I can’t pinpoint any moment that marked the beginning of the end. His death came suddenly and unexpectedly, it was not on par with what the doctors had been telling us. It will be hard for all of us to let go, to believe that Andrew is gone and won’t “be here later,” walking through the door with his buoyancy and smile and jokes. Though there will forever be a hole in the heart of our creative community here at home and around the world, Andrew’s left us with some good rules to live by, though…in addition to his music.
- Live your passion on your own terms–be the drummer, not the dishwasher
- Treat others as you want to be treated
- Don’t miss opportunities–actually, he told me he learned that from Fred
- Don’t sell yourself short
- Wear a good hat
Andrew was the person I admired most in my life, though this is not my loss alone. We live in a messy world during tumultuous times. But, even when we feel our own lives are out of control, we have to be outward with our good intentions.

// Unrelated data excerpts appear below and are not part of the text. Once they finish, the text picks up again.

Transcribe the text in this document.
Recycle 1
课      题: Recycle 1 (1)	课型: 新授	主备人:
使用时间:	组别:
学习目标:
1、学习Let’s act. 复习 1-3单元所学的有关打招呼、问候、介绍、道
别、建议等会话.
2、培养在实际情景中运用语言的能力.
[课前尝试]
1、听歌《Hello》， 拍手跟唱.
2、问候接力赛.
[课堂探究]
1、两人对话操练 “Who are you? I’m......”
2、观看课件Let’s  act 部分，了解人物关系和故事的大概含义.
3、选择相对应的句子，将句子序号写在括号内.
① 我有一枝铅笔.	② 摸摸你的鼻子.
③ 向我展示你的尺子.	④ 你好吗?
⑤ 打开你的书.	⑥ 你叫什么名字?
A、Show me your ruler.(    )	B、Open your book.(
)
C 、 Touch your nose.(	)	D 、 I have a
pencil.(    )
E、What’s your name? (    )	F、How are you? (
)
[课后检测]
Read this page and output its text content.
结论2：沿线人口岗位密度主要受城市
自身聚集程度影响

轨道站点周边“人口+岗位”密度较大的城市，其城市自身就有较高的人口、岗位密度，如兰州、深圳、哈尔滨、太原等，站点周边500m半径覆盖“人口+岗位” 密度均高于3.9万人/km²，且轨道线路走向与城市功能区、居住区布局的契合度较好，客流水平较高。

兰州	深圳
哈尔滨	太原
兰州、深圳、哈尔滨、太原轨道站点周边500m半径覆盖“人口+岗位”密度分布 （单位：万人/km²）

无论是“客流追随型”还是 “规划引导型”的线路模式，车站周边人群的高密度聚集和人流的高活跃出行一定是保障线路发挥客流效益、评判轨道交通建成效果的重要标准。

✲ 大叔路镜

We have to keep spreading the love.
I’ll leave us with these words from American author Ralph Waldo Emerson as they embody Andrew’s enduring spirit:
“To laugh often and much; to win the respect of intelligent people and the affection of children; to earn the appreciation of honest critics and endure the betrayal of false friends; To appreciate beauty and to find the best in others; To leave the world a bit better through music or your relationships; To know even one life has breathed easier because you have lived; This is to have succeeded.”